Samuel recuperó su cautivadora sonrisa.
—Me quieres y lo sabes.
—Ahora mismo no —respondió Pedro como por reflejo.
Samuel se dirigió pavoneándose hacia la puerta con todos los pelos colocados en su sitio y el traje y la corbata impecables. Nadie se daría cuenta de que su hermano menor acababa de estar al borde de una crisis nerviosa y que él lo había presenciado.
Samuel cogió el pomo de la puerta para salir, pero entonces Pedro lo llamó con suavidad. Se giró sorprendido.
—¿Sí?
—Gracias por escucharme.
La mirada que se dedicaron valía más que mil palabras. Pedro quería decir a su hermano lo mucho que le importaba, pero se le hizo un nudo en la garganta. Discutían a menudo, como suele pasar entre hermanos, pero Samuel llevaba todos estos años dejándose la piel en el trabajo y, sobre todo, haciendo muchos sacrificios por él y por su madre.
—No hay nadie que merezca tanto la felicidad como tú, hermanito. La tienes al alcance de la mano. Cógela —respondió Samuel mostrándole una vez más su apoyo incondicional antes de salir por la puerta sin volver a mediar palabra.
CAPITULO 45 (PRIMERA HISTORIA)
Lo abrazó con fuerza sintiendo que no quería soltarlo jamás y se le fueron llenando los ojos de
lágrimas a medida que la emoción en su interior aumentaba de intensidad y trataba por todos los
medios de encontrar una vía de escape. Paula la reprimió con un grito ahogado, luchando con todas sus fuerzas contra la arrolladora necesidad de decir esas palabras en voz alta.
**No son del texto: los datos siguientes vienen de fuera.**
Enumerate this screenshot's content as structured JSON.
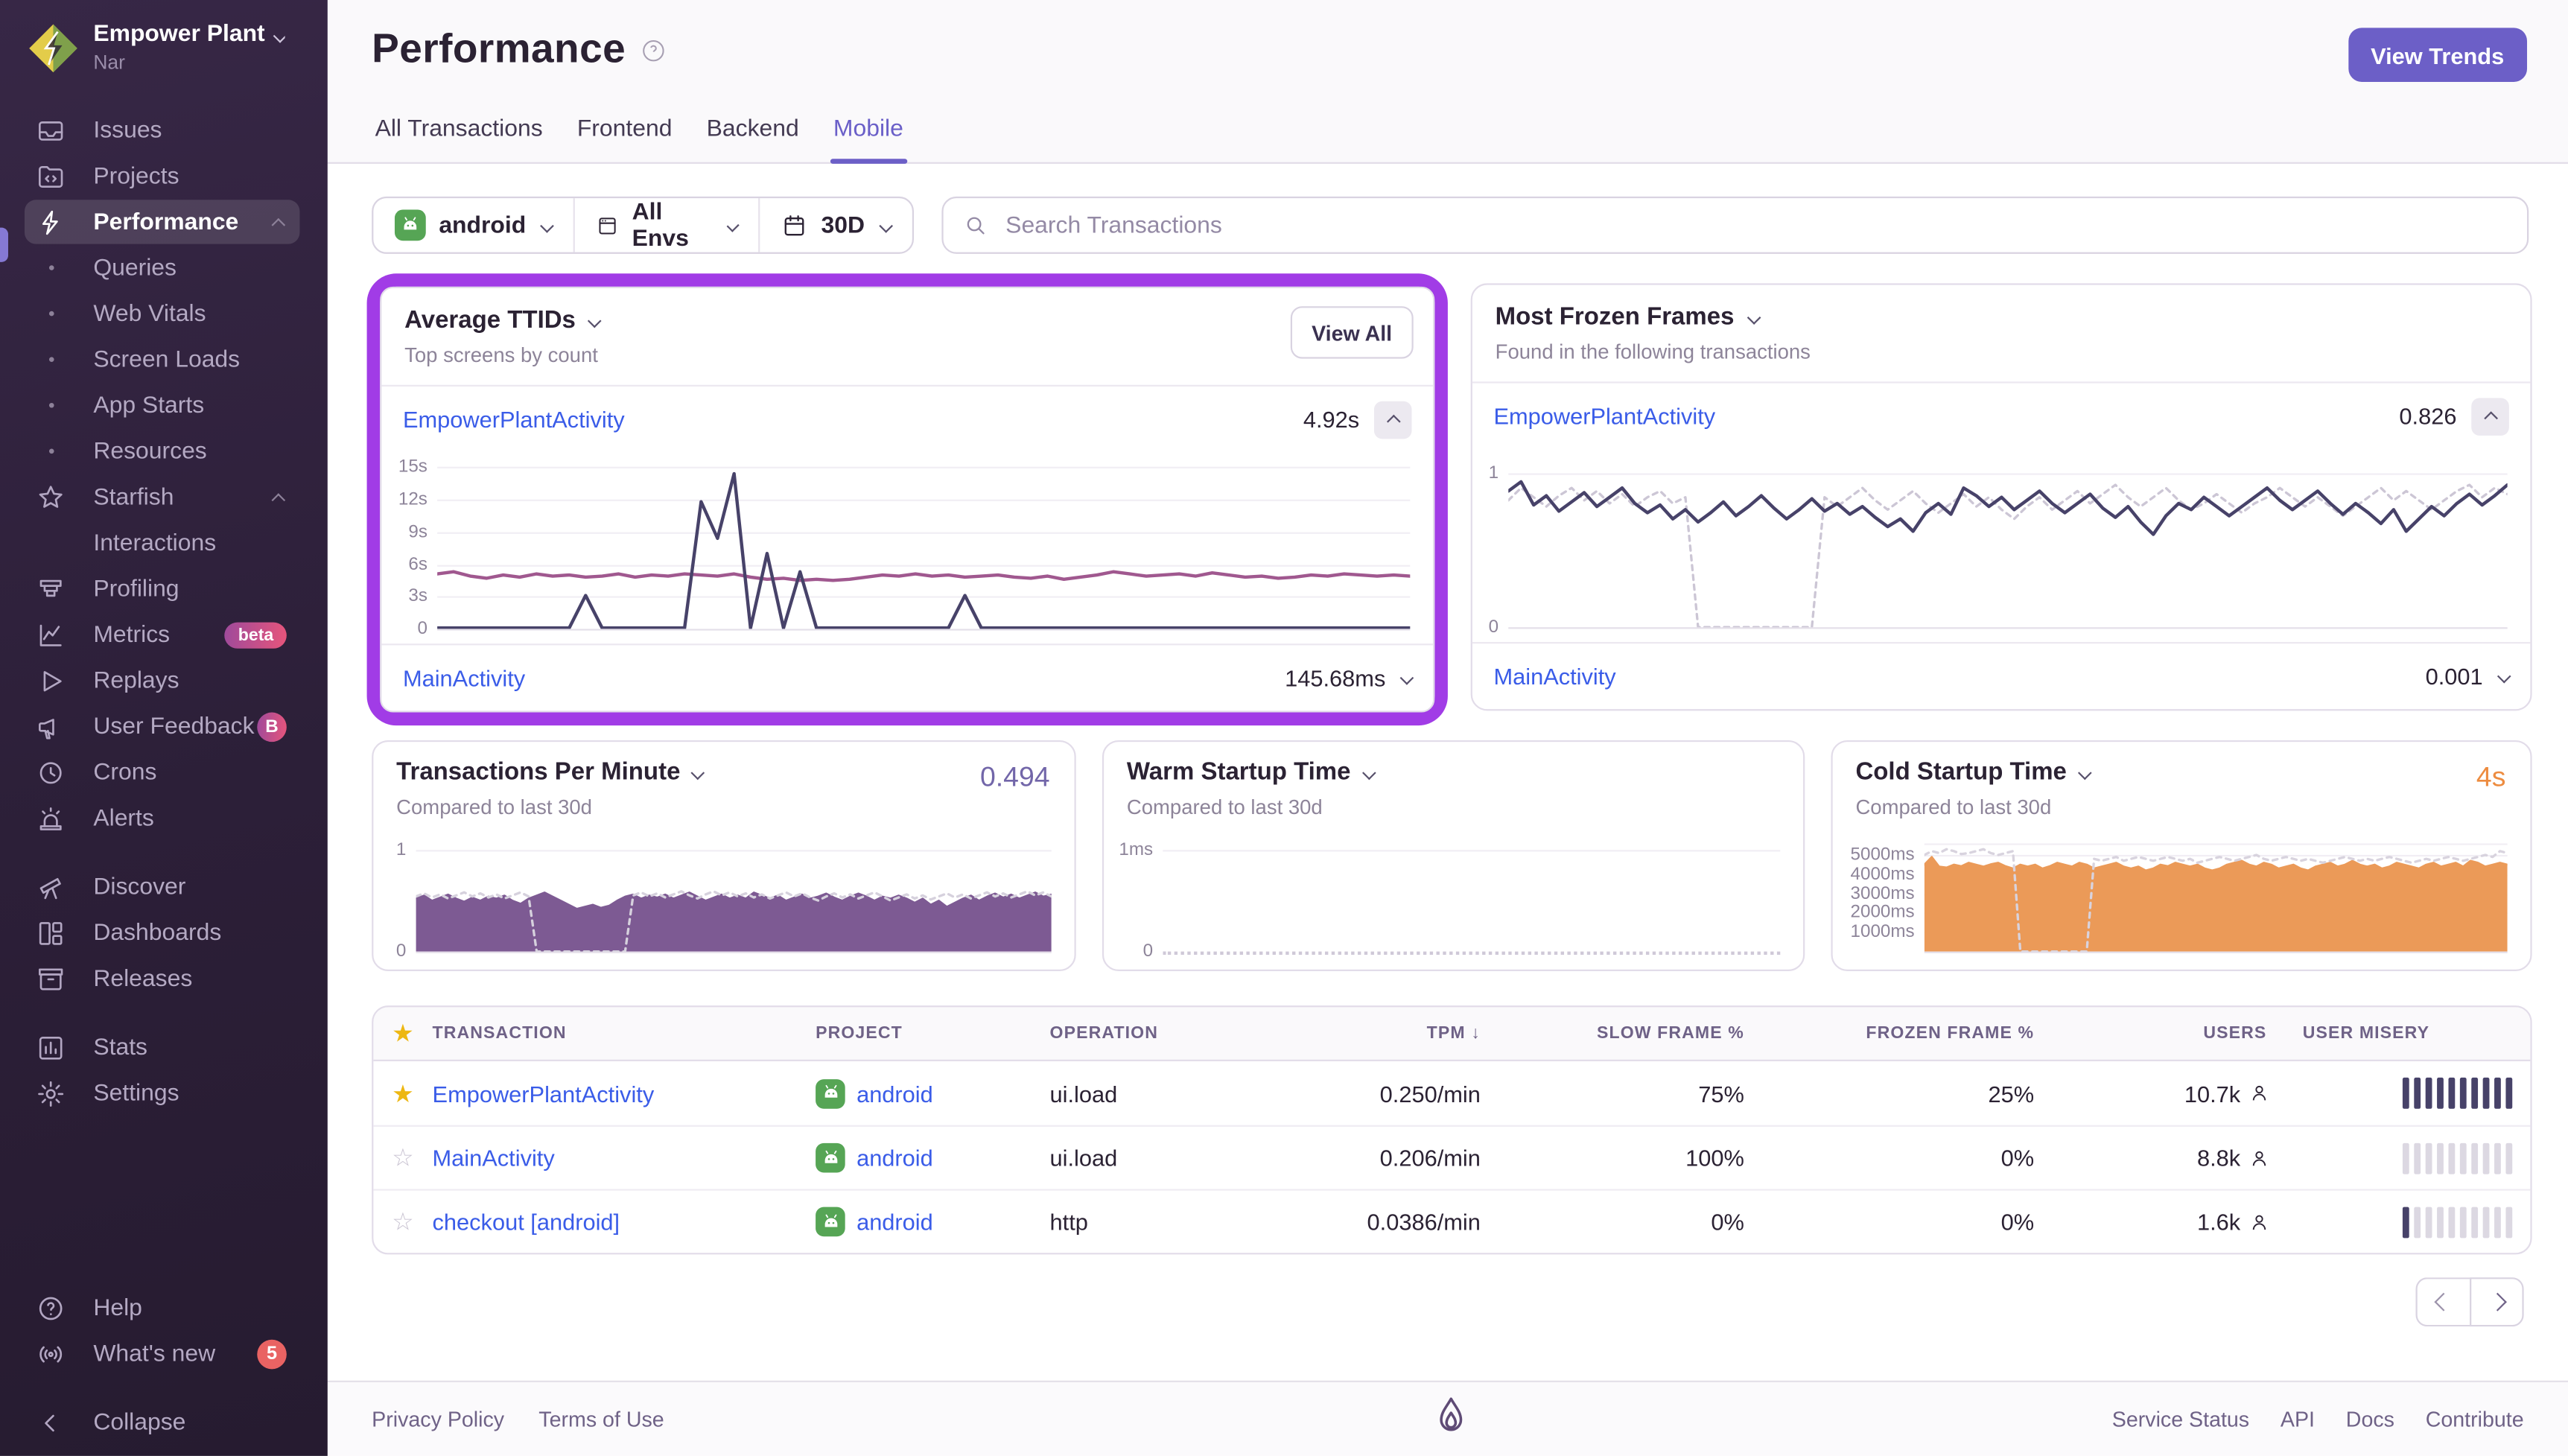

—¿Estás bien? —le preguntó preocupado y jadeante.
Pedro se echó a un lado y ella, aunque no soportaba esa mínima distancia entre ellos, lo soltó a regañadientes para permitirle que se tumbara a su lado.
—Estoy bien.
Obviamente había pensado que la estaba aplastando. ¡Ni que fuera una delicada flor! Era más alta que muchos tíos, incluso descalza. El único hombre capaz de hacerla sentir pequeña era Pedro.
Mientras suspiraba la atrajo hacia él sin hacer un gran esfuerzo y tapó con las sábanas sus cuerpos enredados. Paula se acurrucó junto a él, dejó caer la cabeza sobre su hombro y apoyó un brazo en sus marcados pectorales. Pedro la acercó aún más, cogiéndola de la cintura con su fornido brazo.
—Hemos hecho el amor —refunfuñó con voz cansada.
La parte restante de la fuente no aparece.